GribStream is adding the Taiwan Central Weather Administration WRF 15 km regional forecast as cwawrf15, a new regional model dataset focused on East Asia and the western Pacific.

This is a different kind of addition from another global model. GribStream already serves widely used global guidance such as ECMWF IFS, GFS, and AIGFS. CWA WRF 15 km is interesting because it targets a regional gap: Taiwan, nearby East Asia, the South China Sea, the Philippine Sea, and the western Pacific corridor where tropical systems, monsoon flow, marine routing, and aviation weather often need more regional context.

Why this model matters

The CWA WRF product is built around the Weather Research and Forecasting model, a widely used mesoscale model framework. The 15 km regional configuration is not trying to replace ECMWF or GFS. Instead, it gives applications another independent regional view over a part of the world where GribStream has had less native regional coverage than North America and Europe.

That is useful for:

  • western Pacific and East Asia weather applications
  • typhoon-region monitoring and situational awareness
  • maritime routing and offshore operations
  • aviation planning across Taiwan and nearby regional airspace
  • energy, logistics, and supply-chain workflows sensitive to regional wind and precipitation
  • comparing regional WRF guidance against global models

The first CWA dataset in GribStream will focus on the 15 km regional product rather than the CWA global product or the higher-resolution Taiwan-focused product. That choice is intentional. The global product overlaps heavily with existing global models, while the 3 km product is more Taiwan-specific. The 15 km domain is broad enough to serve the western Pacific gap while staying small enough to operate cheaply.

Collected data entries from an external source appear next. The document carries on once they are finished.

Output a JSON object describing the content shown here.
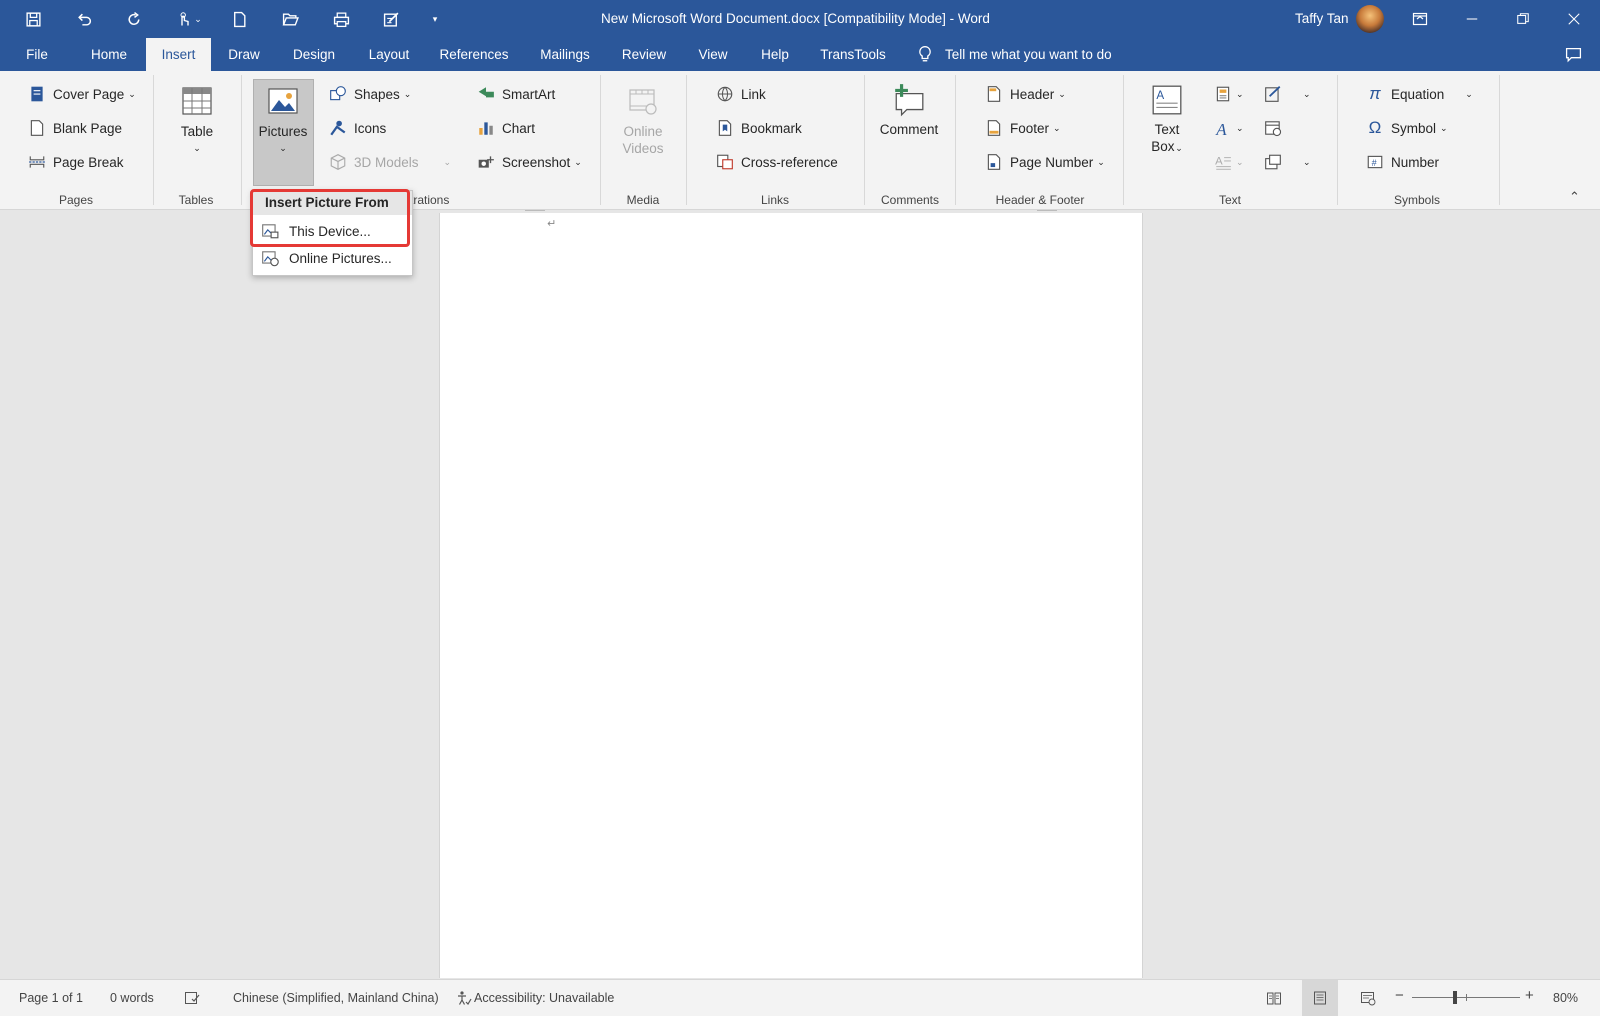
{
  "titlebar": {
    "title": "New Microsoft Word Document.docx [Compatibility Mode]  -  Word",
    "user": "Taffy Tan"
  },
  "tabs": [
    "File",
    "Home",
    "Insert",
    "Draw",
    "Design",
    "Layout",
    "References",
    "Mailings",
    "Review",
    "View",
    "Help",
    "TransTools"
  ],
  "active_tab": "Insert",
  "tellme": "Tell me what you want to do",
  "ribbon": {
    "pages": {
      "cover": "Cover Page",
      "blank": "Blank Page",
      "break": "Page Break",
      "label": "Pages"
    },
    "tables": {
      "table": "Table",
      "label": "Tables"
    },
    "illustrations": {
      "pictures": "Pictures",
      "shapes": "Shapes",
      "icons": "Icons",
      "models": "3D Models",
      "smartart": "SmartArt",
      "chart": "Chart",
      "screenshot": "Screenshot",
      "label": "trations"
    },
    "media": {
      "online1": "Online",
      "online2": "Videos",
      "label": "Media"
    },
    "links": {
      "link": "Link",
      "bookmark": "Bookmark",
      "crossref": "Cross-reference",
      "label": "Links"
    },
    "comments": {
      "comment": "Comment",
      "label": "Comments"
    },
    "hf": {
      "header": "Header",
      "footer": "Footer",
      "pagenum": "Page Number",
      "label": "Header & Footer"
    },
    "text": {
      "textbox1": "Text",
      "textbox2": "Box",
      "label": "Text"
    },
    "symbols": {
      "equation": "Equation",
      "symbol": "Symbol",
      "number": "Number",
      "label": "Symbols"
    }
  },
  "menu": {
    "header": "Insert Picture From",
    "items": [
      "This Device...",
      "Online Pictures..."
    ]
  },
  "status": {
    "page": "Page 1 of 1",
    "words": "0 words",
    "language": "Chinese (Simplified, Mainland China)",
    "accessibility": "Accessibility: Unavailable",
    "zoom": "80%"
  },
  "colors": {
    "accent": "#2b579a",
    "highlight": "#e53935"
  }
}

What the first release covers

The cwawrf15 dataset exposes CWA's regional WRF fields on a 15 km Lambert grid. The current source inventory includes forecast hours from 0 to 84 hours, with core atmospheric fields such as:

  • temperature
  • wind components
  • relative and specific humidity
  • geopotential height
  • pressure and mean sea-level pressure
  • accumulated precipitation
  • surface radiation and skin temperature

Those fields make the dataset useful as a general regional forecast source, not just a single-purpose diagnostic layer.

How it complements global guidance

Global models remain the right starting point for broad synoptic context, long-range consistency, and worldwide products. CWA WRF 15 km is better framed as a regional companion:

  • use ECMWF IFS or GFS for global background flow
  • use AIGFS Surface when comparing AI-based deterministic global guidance
  • use cwawrf15 when the application is centered on East Asia or the western Pacific and needs regional WRF structure

That combination should be useful for developers building regional dashboards, forecast-comparison tools, marine products, or weather APIs for Asia-Pacific use cases.

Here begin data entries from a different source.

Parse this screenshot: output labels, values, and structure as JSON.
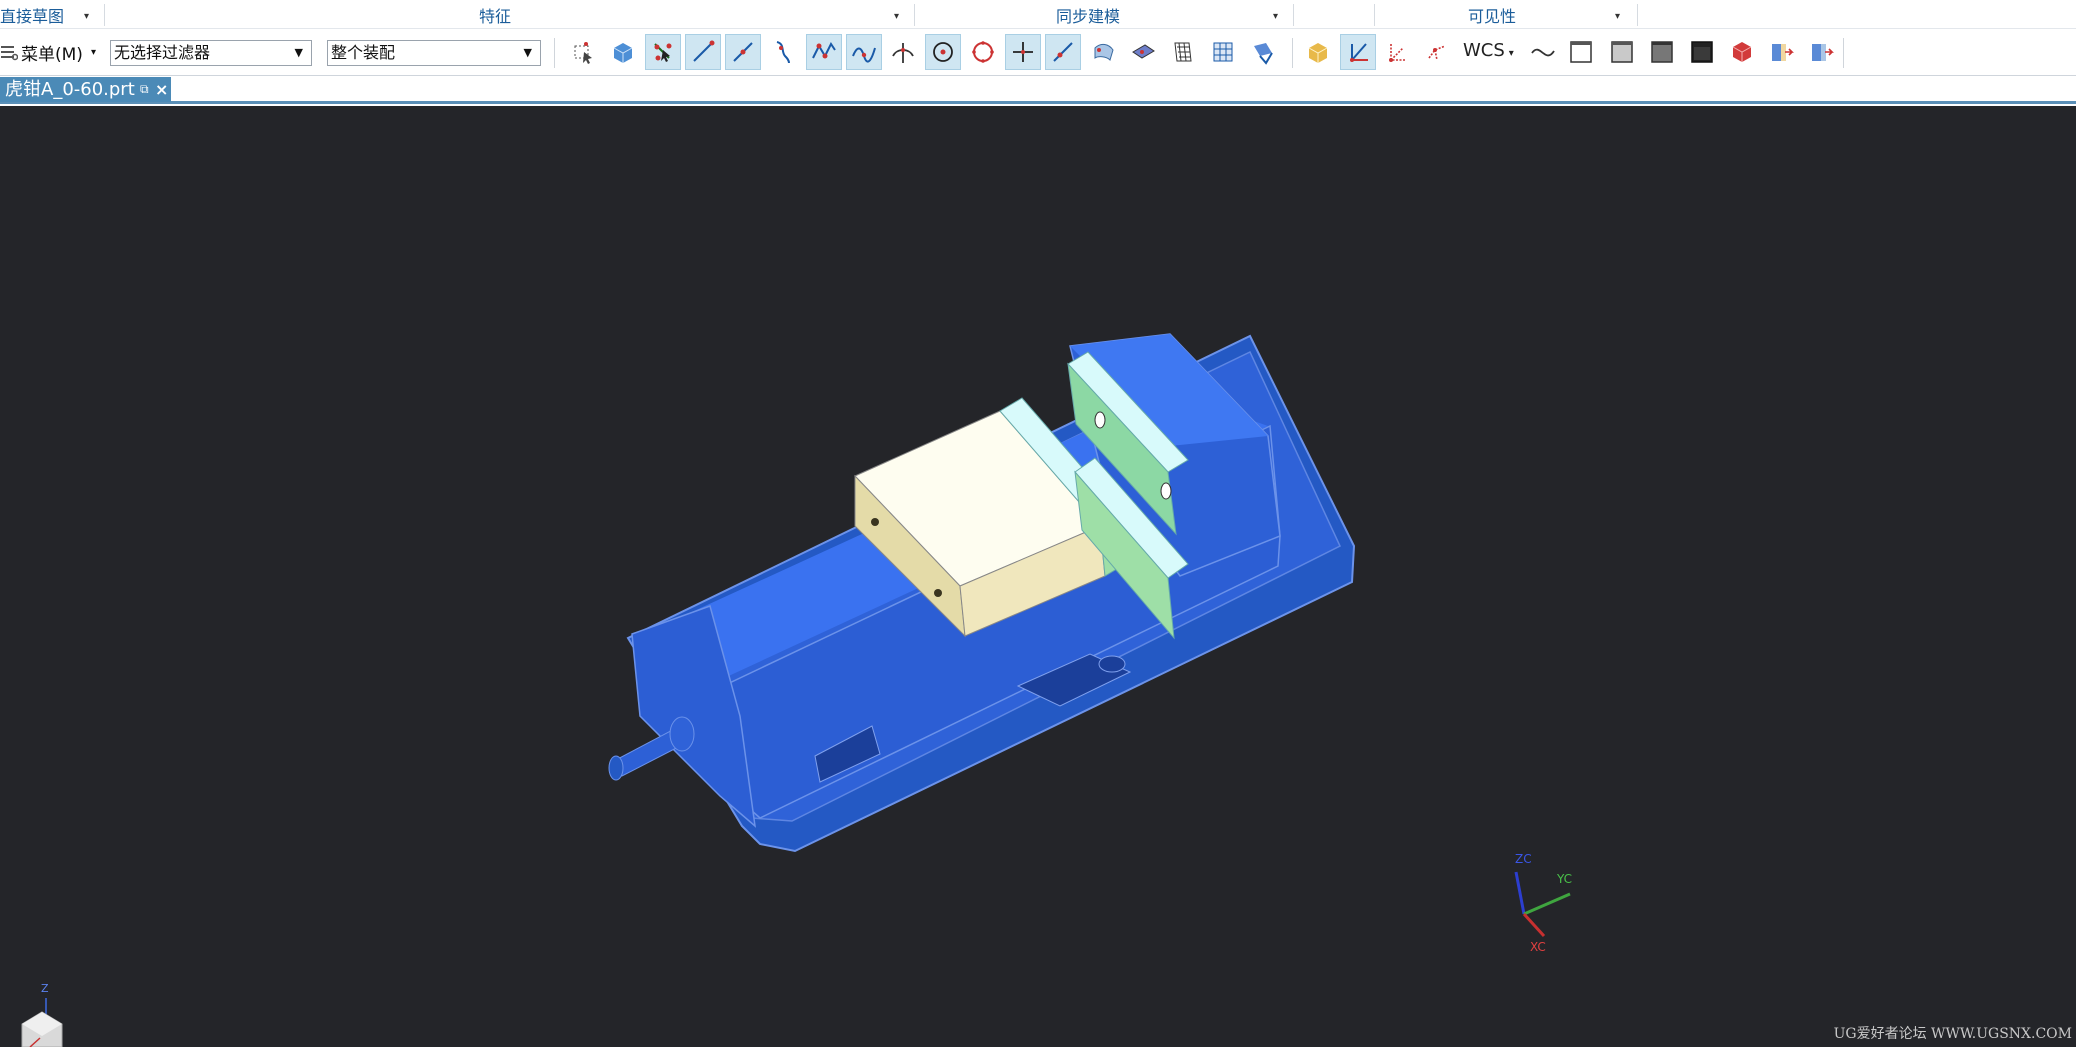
{
  "ribbon_groups": {
    "direct_sketch": "直接草图",
    "feature": "特征",
    "sync_modeling": "同步建模",
    "visibility": "可见性"
  },
  "toolbar": {
    "menu_label": "菜单(M)",
    "selection_filter": "无选择过滤器",
    "selection_scope": "整个装配",
    "wcs_label": "WCS"
  },
  "document_tab": {
    "title": "虎钳A_0-60.prt"
  },
  "triad": {
    "zc": "ZC",
    "yc": "YC",
    "xc": "XC"
  },
  "view_cube": {
    "z_label": "Z"
  },
  "watermark": "UG爱好者论坛 WWW.UGSNX.COM",
  "colors": {
    "accent": "#1b5d9a",
    "tab_active": "#4b8ab7",
    "viewport_bg": "#242529",
    "vise_body": "#2f62d8",
    "jaw_block": "#fbf7dd",
    "jaw_plate": "#8cd8a4"
  },
  "icons": [
    "select-snap-icon",
    "solid-box-icon",
    "snap-point-icon",
    "endpoint-icon",
    "midpoint-icon",
    "curve-icon",
    "control-point-icon",
    "spline-icon",
    "intersection-icon",
    "arc-center-icon",
    "quadrant-icon",
    "point-on-curve-icon",
    "point-on-face-icon",
    "surface-icon",
    "face-icon",
    "grid-icon",
    "bounded-grid-icon",
    "table-icon",
    "shaded-solid-icon",
    "wcs-triad-icon",
    "wcs-dynamic-icon",
    "wcs-origin-icon",
    "wave-icon",
    "shade-light-icon",
    "shade-mid-icon",
    "shade-dark-icon",
    "shade-black-icon",
    "red-cube-icon",
    "show-icon",
    "hide-icon"
  ]
}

Why a regional WRF layer is useful

CWA WRF 15 km is most useful when the weather question is regional rather than global. The western Pacific is shaped by sharp land-sea contrasts, island terrain, tropical moisture, monsoon flow, and fast-changing marine weather. A regional WRF forecast gives developers and forecasters another view of those features without forcing every application to rely only on global model grids.

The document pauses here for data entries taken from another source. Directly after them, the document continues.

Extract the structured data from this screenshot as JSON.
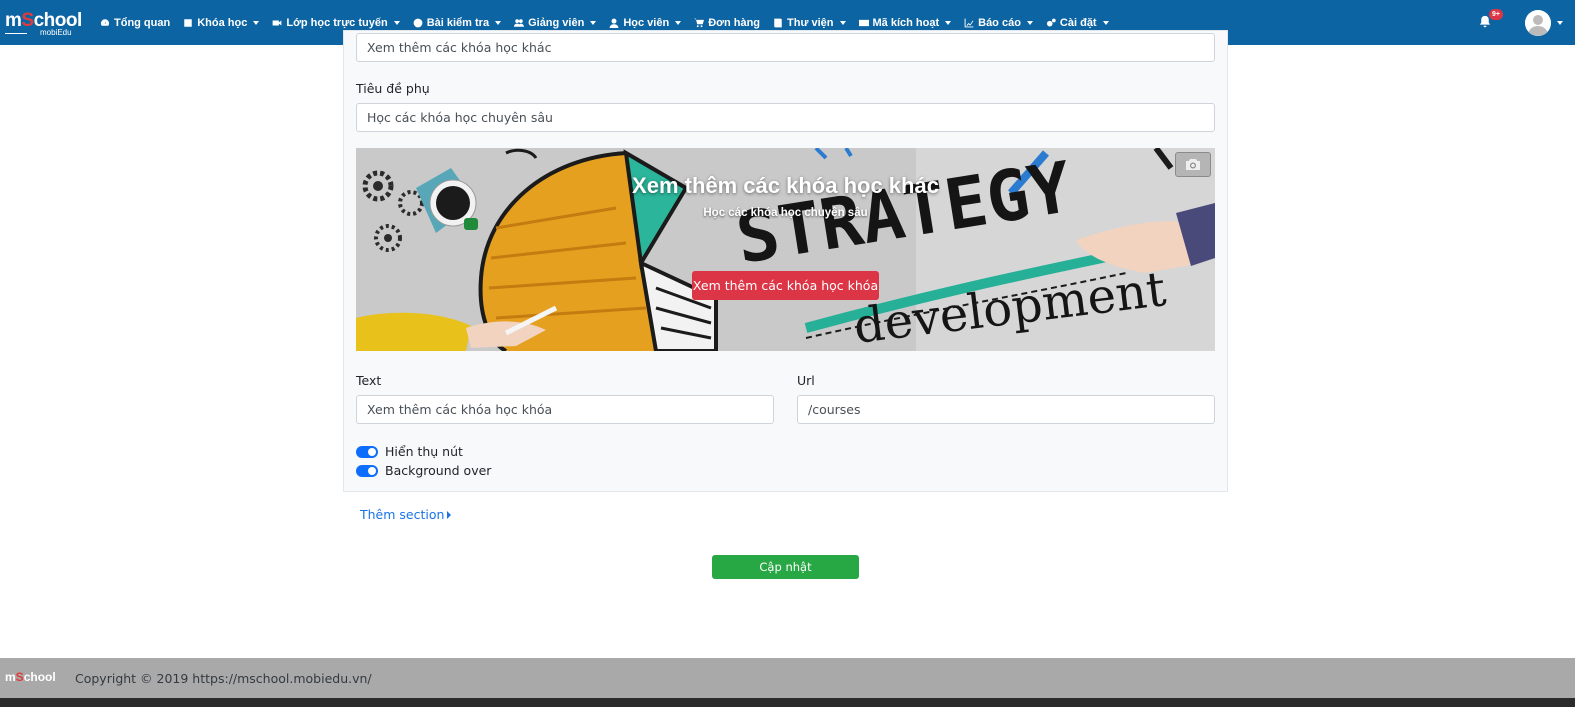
{
  "brand": {
    "name_prefix": "m",
    "name_s": "S",
    "name_suffix": "chool",
    "sub": "mobiEdu"
  },
  "nav": {
    "items": [
      {
        "label": "Tổng quan",
        "icon": "dashboard-icon",
        "caret": false
      },
      {
        "label": "Khóa học",
        "icon": "book-icon",
        "caret": true
      },
      {
        "label": "Lớp học trực tuyến",
        "icon": "video-icon",
        "caret": true
      },
      {
        "label": "Bài kiểm tra",
        "icon": "question-icon",
        "caret": true
      },
      {
        "label": "Giảng viên",
        "icon": "users-icon",
        "caret": true
      },
      {
        "label": "Học viên",
        "icon": "user-icon",
        "caret": true
      },
      {
        "label": "Đơn hàng",
        "icon": "cart-icon",
        "caret": false
      },
      {
        "label": "Thư viện",
        "icon": "library-icon",
        "caret": true
      },
      {
        "label": "Mã kích hoạt",
        "icon": "card-icon",
        "caret": true
      },
      {
        "label": "Báo cáo",
        "icon": "chart-icon",
        "caret": true
      },
      {
        "label": "Cài đặt",
        "icon": "cogs-icon",
        "caret": true
      }
    ],
    "notifications_badge": "9+"
  },
  "form": {
    "title_value": "Xem thêm các khóa học khác",
    "subtitle_label": "Tiêu đề phụ",
    "subtitle_value": "Học các khóa học chuyên sâu",
    "text_label": "Text",
    "text_value": "Xem thêm các khóa học khóa",
    "url_label": "Url",
    "url_value": "/courses",
    "toggle_show_button": "Hiển thụ nút",
    "toggle_background": "Background over"
  },
  "banner": {
    "title": "Xem thêm các khóa học khác",
    "subtitle": "Học các khóa học chuyên sâu",
    "button_label": "Xem thêm các khóa học khóa",
    "image_words": {
      "strategy": "STRATEGY",
      "development": "development"
    }
  },
  "actions": {
    "add_section": "Thêm section",
    "update": "Cập nhật"
  },
  "footer": {
    "logo_prefix": "m",
    "logo_s": "S",
    "logo_suffix": "chool",
    "copyright": "Copyright © 2019 https://mschool.mobiedu.vn/"
  },
  "colors": {
    "navbar": "#0d64a3",
    "danger": "#dc3545",
    "success": "#28a745",
    "link": "#1a73e8",
    "toggle": "#0d6efd"
  }
}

For typhoon-region workflows, the dataset can help compare wind, pressure, precipitation, and humidity fields across the Taiwan, South China Sea, Philippine Sea, and western Pacific corridor. For maritime and aviation applications, the same regional perspective is useful for route planning, terminal-area context, offshore operations, and tracking changes in low-level wind and precipitation around complex coastlines.

The 15 km product is also a good bridge between broad global guidance and very local Taiwan-scale modeling. It is regional enough to add Asia-Pacific context, but broad enough to be useful beyond Taiwan itself.